Learning why companies choose a particular HR strategy to hire & develop great talent is more interesting than knowing how each HR function works. Knowing which marketing techniques might be best for launching in a crowded space is more helpful than memorizing 15 marketing models. The former is wisdom. The latter is information. Throughout my studies, I wanted help thinking through my options, not necessarily learning each one. This is where traditional education fails. It tries to fill your mind with every possible bit of data and then often doesn’t paint a rich picture of how to use it.

In the book Rethinking the MBA: Business Education at a Crossroads, the authors offer eight unmet needs that business schools must focus on to better prepare future leaders. All relate to critical thinking.

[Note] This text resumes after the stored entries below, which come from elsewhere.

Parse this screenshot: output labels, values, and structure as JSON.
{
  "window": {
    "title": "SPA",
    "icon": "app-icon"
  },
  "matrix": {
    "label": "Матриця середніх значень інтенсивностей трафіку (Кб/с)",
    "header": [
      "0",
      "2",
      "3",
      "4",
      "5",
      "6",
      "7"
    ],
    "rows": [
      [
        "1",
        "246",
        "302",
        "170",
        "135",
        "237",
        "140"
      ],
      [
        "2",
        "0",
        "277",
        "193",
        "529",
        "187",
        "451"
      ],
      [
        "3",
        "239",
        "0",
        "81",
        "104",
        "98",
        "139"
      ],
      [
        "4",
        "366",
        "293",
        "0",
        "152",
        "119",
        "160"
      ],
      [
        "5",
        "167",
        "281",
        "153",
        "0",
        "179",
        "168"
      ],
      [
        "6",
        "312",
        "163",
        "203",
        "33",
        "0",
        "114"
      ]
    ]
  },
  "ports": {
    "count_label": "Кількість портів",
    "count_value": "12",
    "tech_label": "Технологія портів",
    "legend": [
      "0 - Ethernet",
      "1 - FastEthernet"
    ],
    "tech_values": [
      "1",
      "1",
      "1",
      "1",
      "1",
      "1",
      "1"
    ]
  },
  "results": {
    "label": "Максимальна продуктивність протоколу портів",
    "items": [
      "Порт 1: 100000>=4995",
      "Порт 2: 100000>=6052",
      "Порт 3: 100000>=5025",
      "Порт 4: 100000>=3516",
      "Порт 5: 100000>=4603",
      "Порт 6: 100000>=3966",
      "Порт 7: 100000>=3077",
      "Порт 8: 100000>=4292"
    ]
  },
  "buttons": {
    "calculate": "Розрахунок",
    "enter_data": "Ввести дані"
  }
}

Here are the book’s proposed unmet needs:

  • Gaining a global perspective: identifying, analyzing, and practicing how best to manage when faced with economic, institutional, and cultural differences across countries.
  • Developing leadership skills: understanding the responsibilities of leadership; developing alternative approaches to inspiring, influencing, and guiding others; learning such skills as conducting a performance review and giving critical feedback; and recognizing the impact of one’s actions and behaviors on others.
  • Honing integration skills: thinking about issues from diverse, shifting angles to frame problems holistically; learning to make decisions based on multiple, often conflicting, functional perspectives; and building judgment and intuition into messy, unstructured situations.
  • Understanding the role, responsibilities, and purpose of business: balancing financial and nonfinancial objectives while simultaneously juggling the demands of diverse constituencies such as shareholders, employees, customers, regulators, and society.
  • Recognizing organizational realities and the challenges of implementation: influencing others and getting things done in the context of hidden agendas, unwritten rules, political coalitions, and competing points of view.
  • Thinking creatively and innovatively: finding and framing problems;collecting, synthesizing, and distilling large volumes of ambiguous data; engaging in generative and lateral thinking; and constantly experimenting and learning.
  • Thinking critically and communicating clearly: developing and articulating logical, coherent, and persuasive arguments; marshalling supporting evidence; and distinguishing fact from opinion.
  • Understanding the limits of models and markets: asking tough questions about risk by questioning underlying assumptions and emerging patterns and seeking to understand what might go wrong; learning about the sources of errors that lead to flawed decision making and the organizational safeguards that reduce these risks; and understanding the tension between regulatory activities aimed at preventing social harm and market-based incentives designed to encourage innovation and efficiency.

(Book excerpts taken fromhttp://www.mbauniverse.com/article/id/3380/Rethinking-MBA-Exc-Excerpts-II)

What do you think?  Do you agree that these are unmet needs in current MBA programs?

Share

1 comment on this post.
  1. Buzz Rooney:

    Interesting article. You’ve got me “thinking”

    This is why I think getting practical work experience is important before starting any masters program. I had almost 7 years of work under my belt before I went back to school for my MBA. My quest was for better understanding of theory and how things were done. I see a lot of people now who go into programs wanting the what and why — they end up frustrated and disappointed when they get a job. Kind of like how law school and education degrees don’t really prepare people to be lawyers or teachers.